Zwischen Fernsehstudio und Examensprüfung

Jan Martyniak studiert Englisch, Geschichte und Politik auf Lehramt. Da jeder einmal eine Abwechslung während des Staatsexamens braucht, hatte ihn seine Schwester, ohne ihm etwas zu sagen, bei ‚Wer wird Millionär’ angemeldet. Monate später ist Jan völlig überrascht, als RTL anruft und ihm Probefragen stellt, während er gemütlich in der Mensa sitzt.

Jan studiert Englisch, Geschichte und Politik auf Lehramt an der Uni Freiburg und war bei ‘Wer wird Millionär’ erfolgreich.

Jan, du warst am 2. und 9. Oktober 2017 Kandidat bei ‚Wer wird Millionär’ und hast dort 64.000 Euro gewonnen. Warst du schon immer ein Fan von ‚Wer wird Millionär’?

Ich habe die Sendung als Kind regelmäßig geguckt. Das guckt ja jeder irgendwie so mit seinen Eltern. Aber als ich dann zum Studieren ausgezogen bin hatte ich keinen Fernseher mehr. Dadurch habe ich die Sendung zwangsläufig nicht mehr gesehen. Aber ich fand sie immer cool.

Wie hast du dich auf deine Teilnahme vorbereitet?

Mein Gedanke war, dass man sich gar nicht vorbereiten kann. Es war cool, dass ausgerechnet in dem Jahr, in dem ich zwei Examen hatte, auch die Sendung war. Ich denke ich war am Peak meines Allgemeinwissens. Es kam allerdings leider keine Geschichtsfrage.

Aber eine witzige Story ist, als die Kandidaten alle im Umkleideraum waren und darauf warteten, dass die Sendung losgeht, haben wir uns noch spontan ein bisschen vorbereitet. Wir haben gesagt jeder guckt noch mal was nach, der eine die Charts, der andere die Top 10 Bestseller und so. Und da habe ich gelesen, dass „die Geschichte der Bienen“ gerade die Bestsellerliste anführte. Zehn Minuten bevor die Sendung losging fand ich noch die Antwort auf die Frage, die mir da ja dann auch gestellt wurde.

Deine Nervosität hat dir ja durchaus einen Streich gespielt, bei der Frage: „Welche Werkzeug-Ersatzteile sind im Fachhandel erhältlich? – Sägeketten für Kreissägen, Sägekreise für Kreissägen, Sägestiche für Stichsägen oder Sägenerven für Nervensägen. Wie hast du dich gefühlt, als du bei 500 Euro den Publikumsjoker nehmen musstest?

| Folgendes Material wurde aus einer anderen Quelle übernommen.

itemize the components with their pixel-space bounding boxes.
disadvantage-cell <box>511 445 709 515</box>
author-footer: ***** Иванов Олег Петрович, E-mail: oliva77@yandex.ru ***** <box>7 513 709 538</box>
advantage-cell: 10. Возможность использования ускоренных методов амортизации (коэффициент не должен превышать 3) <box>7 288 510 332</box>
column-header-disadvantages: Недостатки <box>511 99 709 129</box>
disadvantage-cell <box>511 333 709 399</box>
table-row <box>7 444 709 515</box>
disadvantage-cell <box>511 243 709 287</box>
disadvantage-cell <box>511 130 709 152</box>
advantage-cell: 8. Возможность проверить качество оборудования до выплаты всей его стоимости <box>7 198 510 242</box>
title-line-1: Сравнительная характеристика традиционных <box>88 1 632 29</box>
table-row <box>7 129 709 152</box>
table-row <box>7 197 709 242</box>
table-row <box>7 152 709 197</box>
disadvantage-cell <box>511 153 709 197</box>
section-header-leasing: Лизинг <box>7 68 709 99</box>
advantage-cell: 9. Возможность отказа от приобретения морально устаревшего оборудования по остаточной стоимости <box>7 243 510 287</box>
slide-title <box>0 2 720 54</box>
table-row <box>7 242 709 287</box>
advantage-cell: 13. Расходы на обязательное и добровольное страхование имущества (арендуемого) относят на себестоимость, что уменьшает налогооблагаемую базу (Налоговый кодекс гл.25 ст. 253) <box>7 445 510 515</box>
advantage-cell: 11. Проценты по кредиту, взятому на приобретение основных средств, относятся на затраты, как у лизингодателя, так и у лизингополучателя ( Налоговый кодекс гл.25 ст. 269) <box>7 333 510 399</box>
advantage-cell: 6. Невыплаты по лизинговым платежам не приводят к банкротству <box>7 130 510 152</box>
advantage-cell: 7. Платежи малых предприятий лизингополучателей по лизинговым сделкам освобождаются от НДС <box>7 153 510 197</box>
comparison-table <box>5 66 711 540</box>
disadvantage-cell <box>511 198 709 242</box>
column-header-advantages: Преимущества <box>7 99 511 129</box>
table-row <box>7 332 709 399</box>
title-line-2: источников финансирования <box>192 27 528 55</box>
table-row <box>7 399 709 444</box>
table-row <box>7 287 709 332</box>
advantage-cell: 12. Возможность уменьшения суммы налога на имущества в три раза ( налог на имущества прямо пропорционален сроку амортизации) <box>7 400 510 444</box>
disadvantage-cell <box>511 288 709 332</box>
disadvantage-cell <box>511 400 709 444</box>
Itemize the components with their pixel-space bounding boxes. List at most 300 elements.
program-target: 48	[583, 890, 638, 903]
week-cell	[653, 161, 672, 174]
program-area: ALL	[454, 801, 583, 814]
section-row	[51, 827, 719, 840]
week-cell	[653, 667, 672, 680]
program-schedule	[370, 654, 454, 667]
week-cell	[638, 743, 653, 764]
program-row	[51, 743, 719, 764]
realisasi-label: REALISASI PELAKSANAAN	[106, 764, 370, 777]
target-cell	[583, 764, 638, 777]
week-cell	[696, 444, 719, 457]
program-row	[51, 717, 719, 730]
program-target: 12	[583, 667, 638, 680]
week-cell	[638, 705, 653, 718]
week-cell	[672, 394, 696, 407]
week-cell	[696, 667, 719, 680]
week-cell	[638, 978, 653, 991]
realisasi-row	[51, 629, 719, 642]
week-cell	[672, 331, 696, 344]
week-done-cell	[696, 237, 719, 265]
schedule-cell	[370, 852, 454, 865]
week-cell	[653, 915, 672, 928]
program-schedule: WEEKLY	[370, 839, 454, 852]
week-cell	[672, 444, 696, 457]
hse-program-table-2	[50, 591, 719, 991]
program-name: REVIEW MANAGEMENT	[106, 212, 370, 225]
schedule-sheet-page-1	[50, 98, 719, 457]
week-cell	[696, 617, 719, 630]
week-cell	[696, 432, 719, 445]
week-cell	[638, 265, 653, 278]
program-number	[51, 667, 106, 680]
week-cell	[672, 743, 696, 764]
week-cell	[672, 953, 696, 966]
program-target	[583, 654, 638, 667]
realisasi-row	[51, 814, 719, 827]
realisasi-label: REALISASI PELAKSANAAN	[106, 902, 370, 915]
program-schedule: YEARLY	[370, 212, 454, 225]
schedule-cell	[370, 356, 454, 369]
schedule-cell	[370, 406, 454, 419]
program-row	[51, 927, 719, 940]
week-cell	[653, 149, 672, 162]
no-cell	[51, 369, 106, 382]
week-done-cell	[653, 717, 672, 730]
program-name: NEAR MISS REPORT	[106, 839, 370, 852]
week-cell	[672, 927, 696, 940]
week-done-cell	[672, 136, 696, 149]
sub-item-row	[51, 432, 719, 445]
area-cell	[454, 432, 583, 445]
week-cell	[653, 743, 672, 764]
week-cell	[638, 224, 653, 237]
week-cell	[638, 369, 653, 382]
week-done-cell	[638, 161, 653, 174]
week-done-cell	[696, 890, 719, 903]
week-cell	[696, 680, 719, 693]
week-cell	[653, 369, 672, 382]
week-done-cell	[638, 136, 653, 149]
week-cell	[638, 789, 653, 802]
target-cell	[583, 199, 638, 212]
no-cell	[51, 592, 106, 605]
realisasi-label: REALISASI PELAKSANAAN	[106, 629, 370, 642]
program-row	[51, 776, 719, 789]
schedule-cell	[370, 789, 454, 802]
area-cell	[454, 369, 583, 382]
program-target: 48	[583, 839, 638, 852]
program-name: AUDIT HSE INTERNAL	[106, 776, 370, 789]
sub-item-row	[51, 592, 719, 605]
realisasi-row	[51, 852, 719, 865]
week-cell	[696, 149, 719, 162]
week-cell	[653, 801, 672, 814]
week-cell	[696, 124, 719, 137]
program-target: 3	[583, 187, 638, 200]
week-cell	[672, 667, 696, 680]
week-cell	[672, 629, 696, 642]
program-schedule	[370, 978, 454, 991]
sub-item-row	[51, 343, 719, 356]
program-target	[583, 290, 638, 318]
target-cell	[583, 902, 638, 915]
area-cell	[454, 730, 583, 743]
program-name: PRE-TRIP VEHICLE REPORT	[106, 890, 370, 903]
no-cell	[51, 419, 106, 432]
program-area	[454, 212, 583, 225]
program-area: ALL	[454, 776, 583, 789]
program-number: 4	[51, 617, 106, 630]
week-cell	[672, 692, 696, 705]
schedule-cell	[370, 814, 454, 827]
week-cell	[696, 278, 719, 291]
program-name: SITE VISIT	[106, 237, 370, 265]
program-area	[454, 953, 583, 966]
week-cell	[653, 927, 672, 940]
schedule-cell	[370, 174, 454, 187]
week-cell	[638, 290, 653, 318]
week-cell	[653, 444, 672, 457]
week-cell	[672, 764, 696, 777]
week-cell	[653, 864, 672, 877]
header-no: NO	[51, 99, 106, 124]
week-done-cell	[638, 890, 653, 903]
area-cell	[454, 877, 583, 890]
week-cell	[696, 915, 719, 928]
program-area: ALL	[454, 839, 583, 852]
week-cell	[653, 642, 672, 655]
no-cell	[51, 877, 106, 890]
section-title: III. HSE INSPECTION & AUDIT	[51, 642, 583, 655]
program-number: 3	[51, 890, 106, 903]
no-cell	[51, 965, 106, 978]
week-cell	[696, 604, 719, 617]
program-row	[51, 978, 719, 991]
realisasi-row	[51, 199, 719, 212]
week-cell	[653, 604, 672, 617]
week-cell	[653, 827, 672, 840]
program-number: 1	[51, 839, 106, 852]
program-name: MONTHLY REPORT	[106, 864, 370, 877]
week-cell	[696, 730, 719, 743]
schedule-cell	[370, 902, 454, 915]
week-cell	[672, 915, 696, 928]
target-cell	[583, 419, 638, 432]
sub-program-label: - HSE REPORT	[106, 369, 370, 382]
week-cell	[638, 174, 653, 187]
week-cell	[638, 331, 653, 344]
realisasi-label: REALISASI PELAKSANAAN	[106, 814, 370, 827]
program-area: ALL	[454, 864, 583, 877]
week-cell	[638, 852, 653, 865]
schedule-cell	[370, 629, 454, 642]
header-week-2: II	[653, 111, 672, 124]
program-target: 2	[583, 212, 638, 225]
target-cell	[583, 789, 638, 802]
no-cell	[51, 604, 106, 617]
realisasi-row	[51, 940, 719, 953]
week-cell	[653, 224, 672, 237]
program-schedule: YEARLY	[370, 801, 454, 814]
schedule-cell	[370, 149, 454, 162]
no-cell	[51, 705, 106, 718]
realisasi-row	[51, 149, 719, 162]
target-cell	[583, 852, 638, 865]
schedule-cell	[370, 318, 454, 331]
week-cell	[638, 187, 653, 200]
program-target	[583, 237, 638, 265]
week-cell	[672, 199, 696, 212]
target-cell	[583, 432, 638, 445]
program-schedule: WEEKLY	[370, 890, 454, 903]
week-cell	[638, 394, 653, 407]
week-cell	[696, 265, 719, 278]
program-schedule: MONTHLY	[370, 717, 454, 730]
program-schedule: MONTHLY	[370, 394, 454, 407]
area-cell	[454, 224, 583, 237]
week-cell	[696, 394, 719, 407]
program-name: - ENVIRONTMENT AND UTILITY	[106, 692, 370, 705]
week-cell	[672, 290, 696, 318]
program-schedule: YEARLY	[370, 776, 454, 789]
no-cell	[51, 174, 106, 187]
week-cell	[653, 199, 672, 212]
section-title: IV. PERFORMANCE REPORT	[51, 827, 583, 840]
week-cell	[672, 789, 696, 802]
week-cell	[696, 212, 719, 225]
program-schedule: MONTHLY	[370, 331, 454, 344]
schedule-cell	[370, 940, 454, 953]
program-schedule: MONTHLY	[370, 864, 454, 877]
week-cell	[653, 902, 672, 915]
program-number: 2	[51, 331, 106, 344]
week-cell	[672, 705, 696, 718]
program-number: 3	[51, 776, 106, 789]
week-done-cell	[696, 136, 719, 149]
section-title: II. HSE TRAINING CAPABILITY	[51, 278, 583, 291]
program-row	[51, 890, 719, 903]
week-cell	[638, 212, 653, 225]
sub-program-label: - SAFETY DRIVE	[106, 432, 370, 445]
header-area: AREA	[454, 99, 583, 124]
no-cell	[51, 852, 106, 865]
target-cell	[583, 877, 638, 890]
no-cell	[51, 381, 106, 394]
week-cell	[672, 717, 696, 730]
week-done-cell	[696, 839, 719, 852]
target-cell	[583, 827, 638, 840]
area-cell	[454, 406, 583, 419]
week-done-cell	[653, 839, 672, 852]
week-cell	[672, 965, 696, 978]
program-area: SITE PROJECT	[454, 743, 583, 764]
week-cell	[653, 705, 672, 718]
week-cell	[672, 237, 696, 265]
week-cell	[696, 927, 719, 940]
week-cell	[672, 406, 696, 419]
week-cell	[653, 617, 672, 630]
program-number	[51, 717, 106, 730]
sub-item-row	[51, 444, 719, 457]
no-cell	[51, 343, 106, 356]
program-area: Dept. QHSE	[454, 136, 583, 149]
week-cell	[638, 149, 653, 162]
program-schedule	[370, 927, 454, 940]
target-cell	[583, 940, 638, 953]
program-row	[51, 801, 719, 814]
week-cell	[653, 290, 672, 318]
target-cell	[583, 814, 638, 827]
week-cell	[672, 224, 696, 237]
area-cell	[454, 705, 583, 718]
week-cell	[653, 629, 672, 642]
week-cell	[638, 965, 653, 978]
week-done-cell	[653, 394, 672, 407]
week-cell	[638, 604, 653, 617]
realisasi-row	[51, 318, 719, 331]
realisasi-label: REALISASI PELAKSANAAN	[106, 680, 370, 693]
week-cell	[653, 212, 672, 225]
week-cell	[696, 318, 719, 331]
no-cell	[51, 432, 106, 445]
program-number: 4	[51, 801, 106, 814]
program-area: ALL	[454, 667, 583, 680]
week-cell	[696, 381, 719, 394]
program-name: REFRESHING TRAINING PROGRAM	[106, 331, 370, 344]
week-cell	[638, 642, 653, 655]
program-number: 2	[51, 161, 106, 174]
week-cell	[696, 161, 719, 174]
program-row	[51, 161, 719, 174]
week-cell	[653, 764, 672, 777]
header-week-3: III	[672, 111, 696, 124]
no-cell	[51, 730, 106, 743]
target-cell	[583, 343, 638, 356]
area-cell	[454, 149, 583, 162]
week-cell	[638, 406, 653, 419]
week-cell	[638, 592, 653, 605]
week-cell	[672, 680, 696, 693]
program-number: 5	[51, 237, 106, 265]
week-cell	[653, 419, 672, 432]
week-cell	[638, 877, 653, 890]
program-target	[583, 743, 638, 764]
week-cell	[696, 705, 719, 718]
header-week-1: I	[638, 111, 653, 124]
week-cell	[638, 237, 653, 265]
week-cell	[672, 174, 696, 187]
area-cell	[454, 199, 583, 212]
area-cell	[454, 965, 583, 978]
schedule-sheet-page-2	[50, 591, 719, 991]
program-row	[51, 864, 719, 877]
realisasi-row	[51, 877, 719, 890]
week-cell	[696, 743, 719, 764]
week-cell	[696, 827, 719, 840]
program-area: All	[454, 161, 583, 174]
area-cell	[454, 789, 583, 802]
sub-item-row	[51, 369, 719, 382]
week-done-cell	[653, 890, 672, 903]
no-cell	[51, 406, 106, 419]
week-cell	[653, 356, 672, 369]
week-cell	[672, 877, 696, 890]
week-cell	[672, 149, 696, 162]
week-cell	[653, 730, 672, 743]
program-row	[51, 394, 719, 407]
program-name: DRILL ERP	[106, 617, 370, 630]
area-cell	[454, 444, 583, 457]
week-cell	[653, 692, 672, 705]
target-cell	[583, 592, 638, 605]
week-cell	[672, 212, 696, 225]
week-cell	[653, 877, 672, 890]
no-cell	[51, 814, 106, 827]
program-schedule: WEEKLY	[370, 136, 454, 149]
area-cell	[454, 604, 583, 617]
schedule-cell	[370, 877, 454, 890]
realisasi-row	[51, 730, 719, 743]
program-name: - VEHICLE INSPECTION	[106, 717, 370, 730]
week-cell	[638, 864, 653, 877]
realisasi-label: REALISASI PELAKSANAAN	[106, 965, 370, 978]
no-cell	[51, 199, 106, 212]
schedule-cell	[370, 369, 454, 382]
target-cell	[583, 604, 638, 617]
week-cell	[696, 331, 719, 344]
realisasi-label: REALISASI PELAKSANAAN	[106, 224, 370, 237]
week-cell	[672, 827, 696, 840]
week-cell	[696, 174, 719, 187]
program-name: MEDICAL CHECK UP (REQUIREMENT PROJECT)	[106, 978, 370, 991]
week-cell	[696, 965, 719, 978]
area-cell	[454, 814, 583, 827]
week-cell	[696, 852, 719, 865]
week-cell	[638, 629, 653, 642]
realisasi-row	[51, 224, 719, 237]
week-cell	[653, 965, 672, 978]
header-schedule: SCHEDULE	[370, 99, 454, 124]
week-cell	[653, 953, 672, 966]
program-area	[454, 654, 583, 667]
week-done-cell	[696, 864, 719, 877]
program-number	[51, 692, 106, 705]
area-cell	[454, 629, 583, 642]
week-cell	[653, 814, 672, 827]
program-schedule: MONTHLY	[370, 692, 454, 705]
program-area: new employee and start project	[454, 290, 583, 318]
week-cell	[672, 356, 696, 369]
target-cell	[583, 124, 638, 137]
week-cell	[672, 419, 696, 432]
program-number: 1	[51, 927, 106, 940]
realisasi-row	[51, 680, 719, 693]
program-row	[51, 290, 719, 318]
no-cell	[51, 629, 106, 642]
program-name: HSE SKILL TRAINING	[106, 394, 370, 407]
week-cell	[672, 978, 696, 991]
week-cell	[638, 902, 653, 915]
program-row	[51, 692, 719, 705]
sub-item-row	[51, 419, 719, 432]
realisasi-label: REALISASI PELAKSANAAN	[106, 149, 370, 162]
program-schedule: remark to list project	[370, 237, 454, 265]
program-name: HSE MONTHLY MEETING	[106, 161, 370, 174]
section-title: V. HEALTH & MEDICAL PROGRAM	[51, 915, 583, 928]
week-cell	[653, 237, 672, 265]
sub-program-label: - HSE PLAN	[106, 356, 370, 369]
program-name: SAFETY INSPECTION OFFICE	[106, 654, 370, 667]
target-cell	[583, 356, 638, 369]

Also ich war echt sehr aufgeregt! Und ganz ehrlich, man kann doch erwarten, wo es in der deutschen Sprache für alles mehrförmige Wörter gibt, dass es dann auch einen Sägekreis gibt. Man denkt sich beim Zugucken ‚was für ein Vollidiot‘, aber wenn man dann die Optionen liest, überlegt man es sich als Kandidat lieber zweimal. Der einzige Gedanke war, hoffentlich merken die Leute am Fernseher, dass ich kein Idiot bin, sondern einfach nur aufgeregt.

Dass man mal einen Aussetzer hat ist ja auch normal.

Ja eben. Am aufregendsten ist nicht, dass da jetzt Kameras sind oder Günter Jauch vor einem sitzt, sondern dass im Studio 200 Leute direkt zusehen. Es ist wie eine Prüfungs- oder Examenssituation, in der nicht nur ein Prof, sondern 200 Profs um einen herumsitzen. Das war mit Abstand das Stressigste von allem.

War es komisch, im Fernsehen zu sein?

Ja es war total absurd. Eigentlich ist mir das erst so richtig bewusst geworden, als ich es im Nachhinein gesehen habe. Wenn man in der Situation ist, merkt man fast gar nichts von den Kameras. Aber als ich es mir später angesehen habe, war es schon krass, weil man zum ersten Mal seine Stimme hört und sieht wie man sich bewegt und so.

Hattest du ein Ziel, wie viel Geld du auf jeden Fall gewinnen wolltest?

Also um ganz ehrlich zu sein hatte ich ja ohnehin schon daran gezweifelt, auf den Stuhl zu kommen. Als ich aber auf dem Stuhl saß, war da natürlich schon die Hoffnung, ein paar tausend Euro zu gewinnen. Am Ende war ich dann total glücklich mit 64.000 Euro.

War Günter Jauch so wie du ihn dir vorgestellt hattest?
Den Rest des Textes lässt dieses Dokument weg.